Pour faciliter l’investissement, le Conseil recommande que les investisseurs institutionnels du Québec et des experts reconnus, forment un groupe concerté d’analyse spécifiquement destiné à identifier les créneaux stratégiques offrant les meilleures perspectives à long terme dans l’utilisation du bois autant que de la pulpe et des résidus. Les recommandations de ce groupe devraient ensuite être acheminées au gouvernement afin de constituer un fonds d’investissement stratégique, tel le Fonds mines et hydrocarbures, capable de mettre la mise de fonds initiale dans des projets porteurs, afin de les « dérisquer » et activer la chaîne normale d’investissement.

 

Le Conseil recommande enfin au Fonds Valorisation bois qui a des capitaux disponibles de chercher à saisir des opportunités, notamment dans les domaines des panneaux et du bois d’ingénierie.
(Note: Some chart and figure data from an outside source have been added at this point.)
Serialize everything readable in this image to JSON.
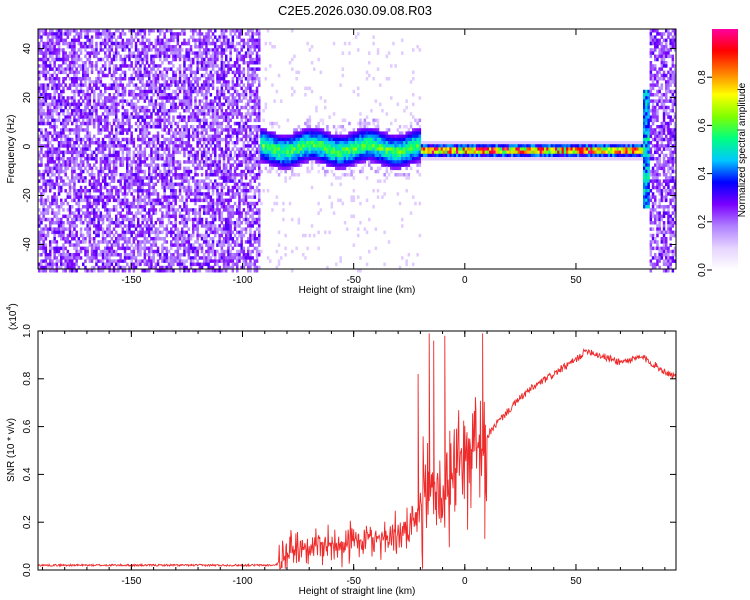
{
  "figure": {
    "title": "C2E5.2026.030.09.08.R03"
  },
  "chart_data": [
    {
      "type": "heatmap",
      "xlabel": "Height of straight line (km)",
      "ylabel": "Frequency (Hz)",
      "xlim": [
        -192,
        95
      ],
      "ylim": [
        -50,
        48
      ],
      "xticks": [
        -150,
        -100,
        -50,
        0,
        50
      ],
      "yticks": [
        -40,
        -20,
        0,
        20,
        40
      ],
      "colorbar": {
        "label": "Normalized spectral amplitude",
        "range": [
          0,
          1
        ],
        "ticks": [
          "0.0",
          "0.2",
          "0.4",
          "0.6",
          "0.8"
        ],
        "colors": [
          "#ffffff",
          "#e6d4ff",
          "#b080ff",
          "#7a00ff",
          "#0000ff",
          "#00c8ff",
          "#00ff80",
          "#80ff00",
          "#ffff00",
          "#ff8000",
          "#ff0000",
          "#ff00a0"
        ]
      },
      "regions": [
        {
          "x": [
            -192,
            -93
          ],
          "description": "broadband noise, amplitude 0.1-0.3"
        },
        {
          "x": [
            -93,
            -20
          ],
          "description": "diffuse signal near 0 Hz, amplitude up to 0.5"
        },
        {
          "x": [
            -20,
            80
          ],
          "description": "narrow line near -1 Hz, amplitude up to 1.0"
        },
        {
          "x": [
            83,
            95
          ],
          "description": "broadband noise, amplitude 0.1-0.3"
        }
      ]
    },
    {
      "type": "line",
      "xlabel": "Height of straight line (km)",
      "ylabel": "SNR (10 * v/v)",
      "scale_label": "(x10",
      "scale_exp": "4",
      "scale_close": ")",
      "xlim": [
        -192,
        95
      ],
      "ylim": [
        0,
        1.0
      ],
      "xticks": [
        -150,
        -100,
        -50,
        0,
        50
      ],
      "yticks": [
        "0.0",
        "0.2",
        "0.4",
        "0.6",
        "0.8",
        "1.0"
      ],
      "series": [
        {
          "color": "#ee2a2a",
          "x": [
            -192,
            -180,
            -160,
            -140,
            -120,
            -100,
            -90,
            -85,
            -82,
            -78,
            -70,
            -60,
            -50,
            -42,
            -35,
            -30,
            -25,
            -22,
            -20,
            -17,
            -15,
            -13,
            -10,
            -6,
            -3,
            0,
            5,
            8,
            10,
            15,
            20,
            25,
            30,
            40,
            50,
            55,
            60,
            70,
            80,
            85,
            90,
            95
          ],
          "y": [
            0.02,
            0.02,
            0.02,
            0.02,
            0.02,
            0.02,
            0.02,
            0.02,
            0.05,
            0.09,
            0.1,
            0.11,
            0.12,
            0.13,
            0.14,
            0.15,
            0.16,
            0.2,
            0.26,
            0.32,
            0.36,
            0.34,
            0.3,
            0.38,
            0.44,
            0.5,
            0.52,
            0.44,
            0.56,
            0.62,
            0.67,
            0.72,
            0.76,
            0.82,
            0.88,
            0.92,
            0.9,
            0.87,
            0.89,
            0.86,
            0.83,
            0.81
          ]
        }
      ]
    }
  ]
}
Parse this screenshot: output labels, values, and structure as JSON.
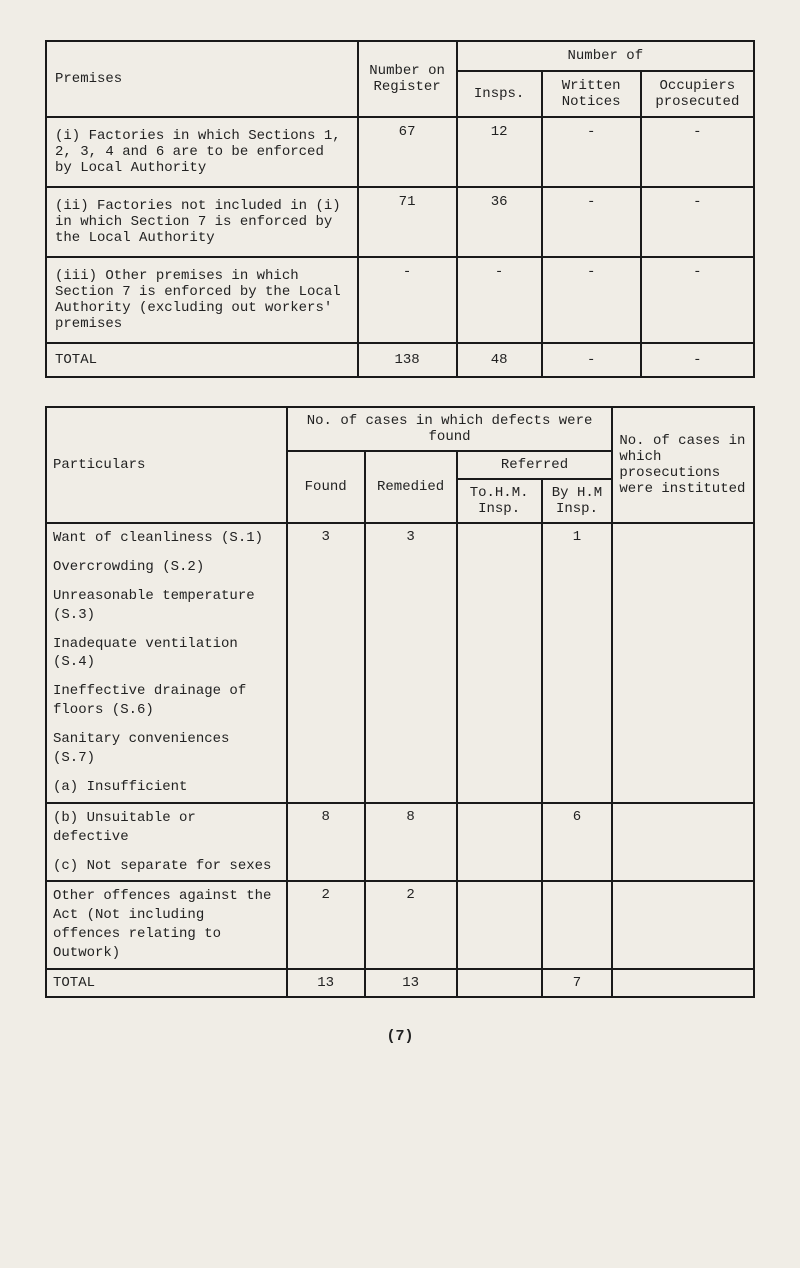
{
  "table1": {
    "header": {
      "premises": "Premises",
      "numberOn": "Number on Register",
      "numberOf": "Number of",
      "insps": "Insps.",
      "written": "Written Notices",
      "occupiers": "Occupiers prosecuted"
    },
    "rows": [
      {
        "label": "(i)  Factories in which Sections 1, 2, 3, 4 and 6 are to be enforced by Local Authority",
        "reg": "67",
        "insps": "12",
        "written": "-",
        "occup": "-"
      },
      {
        "label": "(ii) Factories not included in (i) in which Section 7 is enforced by the Local Authority",
        "reg": "71",
        "insps": "36",
        "written": "-",
        "occup": "-"
      },
      {
        "label": "(iii) Other premises in which Section 7 is enforced by the Local Authority (excluding out workers' premises",
        "reg": "-",
        "insps": "-",
        "written": "-",
        "occup": "-"
      }
    ],
    "total": {
      "label": "TOTAL",
      "reg": "138",
      "insps": "48",
      "written": "-",
      "occup": "-"
    }
  },
  "table2": {
    "header": {
      "particulars": "Particulars",
      "casesFound": "No. of cases in which defects were found",
      "found": "Found",
      "remedied": "Remedied",
      "referred": "Referred",
      "tohm": "To.H.M. Insp.",
      "byhm": "By H.M Insp.",
      "nocases": "No. of cases in which prosecutions were instituted"
    },
    "items": [
      "Want of cleanliness (S.1)",
      "Overcrowding (S.2)",
      "Unreasonable temperature (S.3)",
      "Inadequate ventilation (S.4)",
      "Ineffective drainage of floors (S.6)",
      "Sanitary conveniences (S.7)",
      "(a) Insufficient",
      "(b) Unsuitable or defective",
      "(c) Not separate for sexes",
      "Other offences against the Act (Not including offences relating to Outwork)"
    ],
    "group1": {
      "found": "3",
      "remedied": "3",
      "tohm": "",
      "byhm": "1",
      "nocases": ""
    },
    "group2": {
      "found": "8",
      "remedied": "8",
      "tohm": "",
      "byhm": "6",
      "nocases": ""
    },
    "group3": {
      "found": "2",
      "remedied": "2",
      "tohm": "",
      "byhm": "",
      "nocases": ""
    },
    "total": {
      "label": "TOTAL",
      "found": "13",
      "remedied": "13",
      "tohm": "",
      "byhm": "7",
      "nocases": ""
    }
  },
  "pageNum": "(7)"
}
Dans ces domaines d’excellence du Québec, qui ne sont pas affectés par le conflit sur le bois d’œuvre, la demande est forte et le sera davantage avec la reconstruction nécessaire dans les États américains récemment éprouvés par les ouragans.

 

Cette recommandation s’appuie sur une analyse de la stratégie de développement finlandaise, sur l’usage de la biomasse dans la Vallée de la Matapédia, l’exemple innovant de Chantiers Chibougamau et le projet des Écocondos de la Pointe-aux-Lièvres.

L'accélérateur de succès

Le Québec a un potentiel de développement économique durable inexploité. Pour environ 10 ans à venir, il dispose d’une énergie propre excédentaire avoisinant les 12 TWh par année. Le Conseil recommande au gouvernement d’entamer une discussion avec les citoyens et les leaders économiques sur la meilleure manière de trouver preneurs pour notre énergie propre.